Damit wird nur die Drehzahl aufs Mainboard übertragen.


----------



## gaussmath (2. September 2018)

Ok, und was kann ich nun tun, um die Drehzahl der Pumpe zu steuern?


----------



## Abductee (2. September 2018)

Ohne die Software bleibt dir da nur der Lötkolben.

Ich würd mir so eine günstige kurze Verlängerung kaufen und einen Widerstand auf der 12V-Leitung einlöten.
DeLock Kabel Power SATA 15 Pin Stecker > SATA 15 Pin: Amazon.de: Computer & Zubehoer

Corsair hat bewusst einen SATA-Stromstecker gewählt da es in der Vergangenheit zu Problemen gekommen ist weil die Pumpe durch den CPU_Fan (versehentlich) gedrosselt wurde.


----------



## Narbennarr (3. September 2018)

Oder man adaptiert SATA auf Molex und Molex dann auf 3 Pin...ob das aber für Board oder Pumpe so gut ist...ka  Die Corsair soll sich halt nicht tiefer regeln lassen...


----------



## gaussmath (3. September 2018)

Hmmm, gibt's denn keinen SATA Power zu SATA Power Adapter, mit dem man die Spannung regulieren kann? Es muss doch irgendwas geben?!
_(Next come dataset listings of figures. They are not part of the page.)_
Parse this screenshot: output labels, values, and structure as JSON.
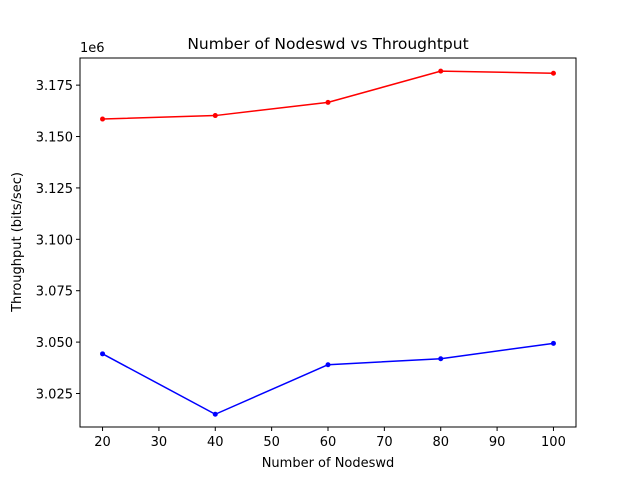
{
  "chart_data": {
    "type": "line",
    "title": "Number of Nodeswd vs Throughtput",
    "xlabel": "Number of Nodeswd",
    "ylabel": "Throughput (bits/sec)",
    "offset_label": "1e6",
    "x": [
      20,
      40,
      60,
      80,
      100
    ],
    "x_ticks": [
      20,
      30,
      40,
      50,
      60,
      70,
      80,
      90,
      100
    ],
    "x_tick_labels": [
      "20",
      "30",
      "40",
      "50",
      "60",
      "70",
      "80",
      "90",
      "100"
    ],
    "y_ticks": [
      3.025,
      3.05,
      3.075,
      3.1,
      3.125,
      3.15,
      3.175
    ],
    "y_tick_labels": [
      "3.025",
      "3.050",
      "3.075",
      "3.100",
      "3.125",
      "3.150",
      "3.175"
    ],
    "xlim": [
      16,
      104
    ],
    "ylim": [
      3.0087,
      3.1882
    ],
    "y_scale": 1000000,
    "grid": false,
    "legend": "none",
    "series": [
      {
        "color": "#ff0000",
        "values": [
          3.1585,
          3.1602,
          3.1666,
          3.1818,
          3.1808
        ]
      },
      {
        "color": "#0000ff",
        "values": [
          3.0443,
          3.0149,
          3.039,
          3.0419,
          3.0494
        ]
      }
    ]
  }
}
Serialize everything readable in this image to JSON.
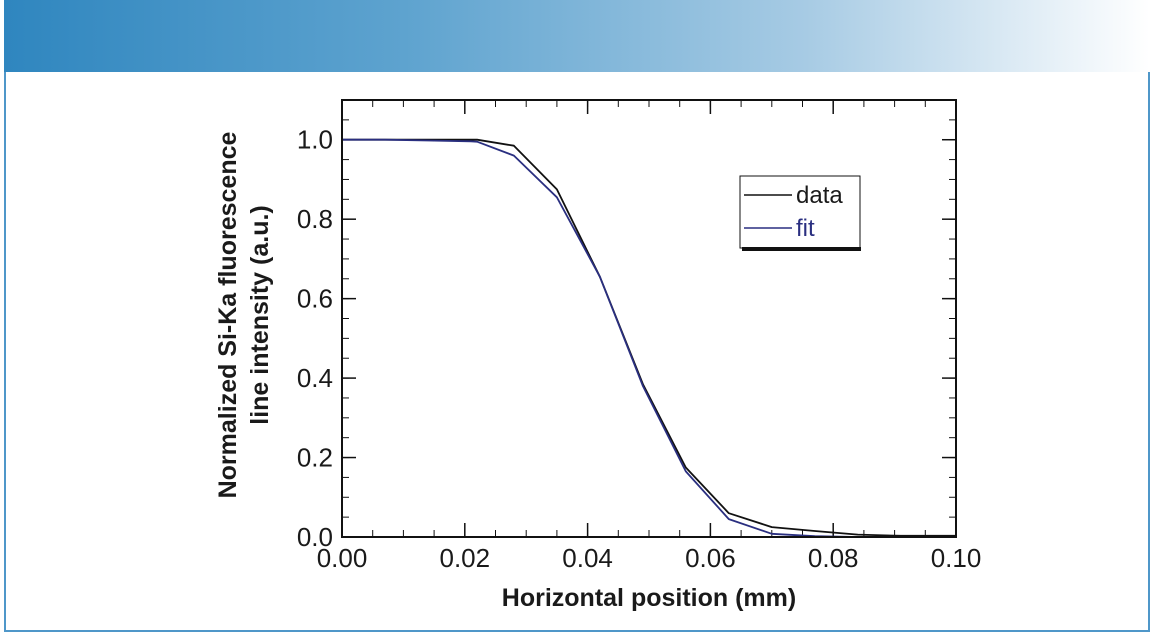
{
  "colors": {
    "banner_start": "#2f86bf",
    "frame_border": "#4f97c9",
    "data_line": "#111111",
    "fit_line": "#2a2f80"
  },
  "chart_data": {
    "type": "line",
    "xlabel": "Horizontal position (mm)",
    "ylabel_line1": "Normalized Si-Ka fluorescence",
    "ylabel_line2": "line intensity (a.u.)",
    "xlim": [
      0.0,
      0.1
    ],
    "ylim": [
      0.0,
      1.1
    ],
    "xticks": [
      "0.00",
      "0.02",
      "0.04",
      "0.06",
      "0.08",
      "0.10"
    ],
    "yticks": [
      "0.0",
      "0.2",
      "0.4",
      "0.6",
      "0.8",
      "1.0"
    ],
    "legend_position": "top-right",
    "series": [
      {
        "name": "data",
        "color": "#111111",
        "x": [
          0.0,
          0.007,
          0.014,
          0.021,
          0.022,
          0.028,
          0.035,
          0.042,
          0.049,
          0.056,
          0.063,
          0.07,
          0.077,
          0.084,
          0.091,
          0.098,
          0.1
        ],
        "y": [
          1.0,
          1.0,
          1.0,
          1.0,
          1.0,
          0.985,
          0.875,
          0.655,
          0.385,
          0.175,
          0.06,
          0.025,
          0.015,
          0.006,
          0.003,
          0.003,
          0.003
        ]
      },
      {
        "name": "fit",
        "color": "#2a2f80",
        "x": [
          0.0,
          0.007,
          0.014,
          0.021,
          0.022,
          0.028,
          0.035,
          0.042,
          0.049,
          0.056,
          0.063,
          0.07,
          0.077,
          0.084,
          0.091,
          0.098,
          0.1
        ],
        "y": [
          1.0,
          1.0,
          0.998,
          0.996,
          0.995,
          0.96,
          0.855,
          0.655,
          0.38,
          0.165,
          0.045,
          0.008,
          0.002,
          0.0,
          0.0,
          0.0,
          0.0
        ]
      }
    ]
  }
}
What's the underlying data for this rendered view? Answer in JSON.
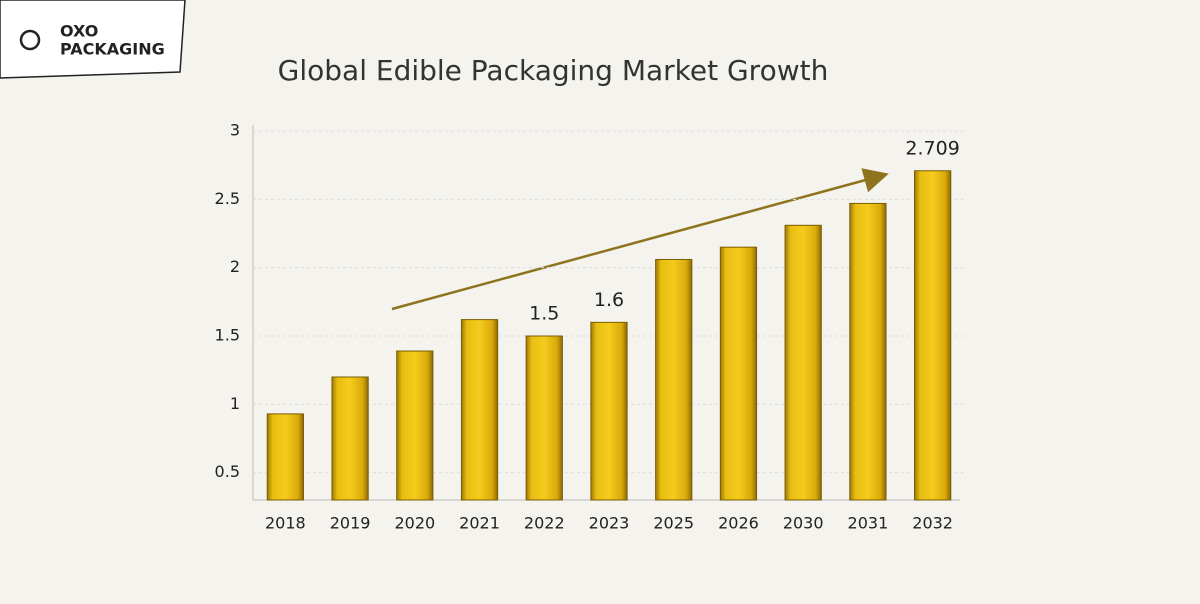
{
  "brand": {
    "line1": "OXO",
    "line2": "PACKAGING"
  },
  "chart_data": {
    "type": "bar",
    "title": "Global Edible Packaging Market Growth",
    "categories": [
      "2018",
      "2019",
      "2020",
      "2021",
      "2022",
      "2023",
      "2025",
      "2026",
      "2030",
      "2031",
      "2032"
    ],
    "values": [
      0.93,
      1.2,
      1.39,
      1.62,
      1.5,
      1.6,
      2.06,
      2.15,
      2.31,
      2.47,
      2.709
    ],
    "value_labels": [
      null,
      null,
      null,
      null,
      "1.5",
      "1.6",
      null,
      null,
      null,
      null,
      "2.709"
    ],
    "color": "#e6b80c",
    "ylim": [
      0.3,
      3
    ],
    "yticks": [
      0.5,
      1,
      1.5,
      2,
      2.5,
      3
    ],
    "grid": true
  }
}
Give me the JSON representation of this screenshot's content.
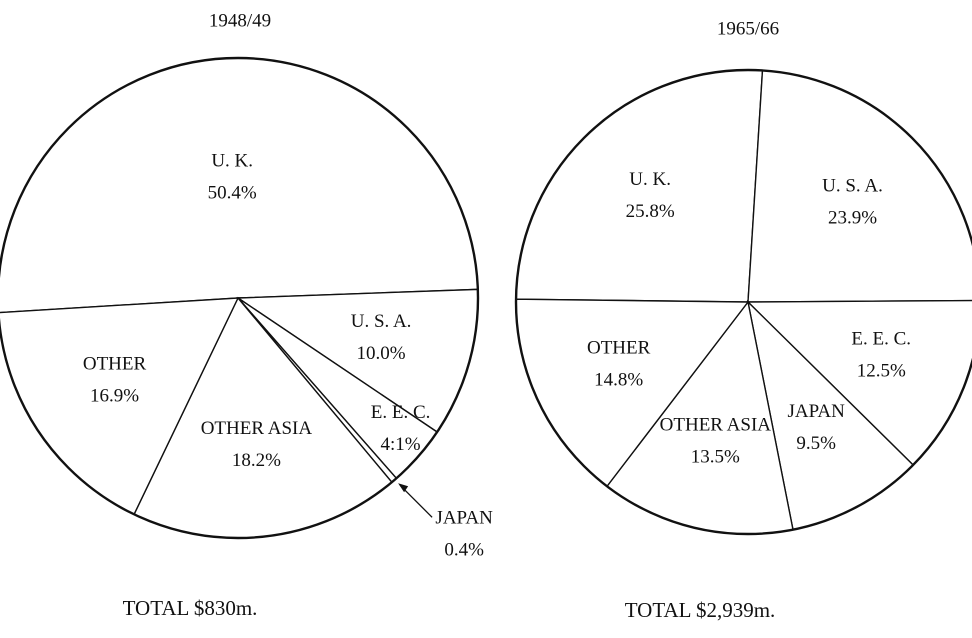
{
  "chart_data": [
    {
      "type": "pie",
      "title": "1948/49",
      "subtitle": "TOTAL $830m.",
      "categories": [
        "U. K.",
        "U. S. A.",
        "E. E. C.",
        "JAPAN",
        "OTHER ASIA",
        "OTHER"
      ],
      "values": [
        50.4,
        10.0,
        4.1,
        0.4,
        18.2,
        16.9
      ],
      "value_labels": [
        "50.4%",
        "10.0%",
        "4:1%",
        "0.4%",
        "18.2%",
        "16.9%"
      ]
    },
    {
      "type": "pie",
      "title": "1965/66",
      "subtitle": "TOTAL $2,939m.",
      "categories": [
        "U. K.",
        "U. S. A.",
        "E. E. C.",
        "JAPAN",
        "OTHER ASIA",
        "OTHER"
      ],
      "values": [
        25.8,
        23.9,
        12.5,
        9.5,
        13.5,
        14.8
      ],
      "value_labels": [
        "25.8%",
        "23.9%",
        "12.5%",
        "9.5%",
        "13.5%",
        "14.8%"
      ]
    }
  ]
}
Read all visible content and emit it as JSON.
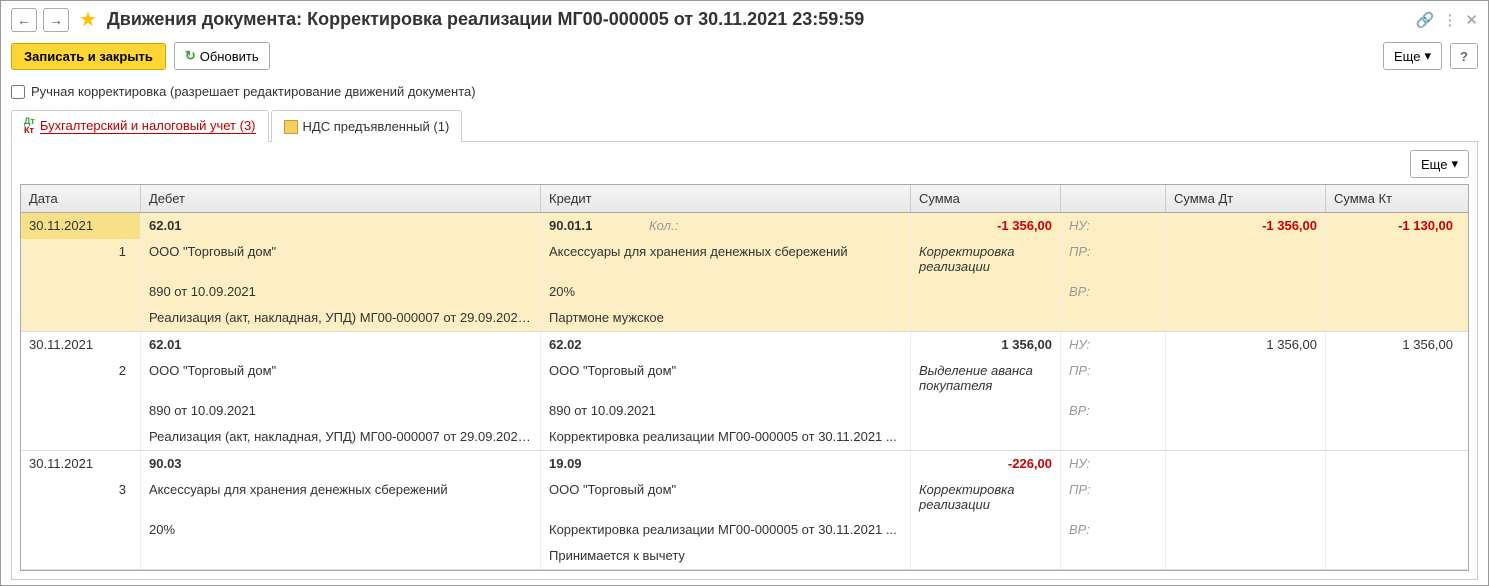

@Narbennarr: Molex auf 3 Pin hatte ich nicht gefunden. Hattest du was entdeckt?


----------



## Abductee (3. September 2018)

Mir fällt grad noch was anderes auf. Wenn du auf dem SATA-Stecker die Spannung reduzierst, beeinflusst das ja auch die Lüfter die angehängt sind.
Du müsstest die Lüfter dann übers Mainboard regeln.


----------



## Narbennarr (3. September 2018)

gaussmath schrieb:


> Hmmm, gibt's denn keinen SATA Power zu SATA Power Adapter, mit dem man die Spannung regulieren kann? Es muss doch irgendwas geben?!
> 
> @Narbennarr: Molex auf 3 Pin hatte ich nicht gefunden. Hattest du was entdeckt?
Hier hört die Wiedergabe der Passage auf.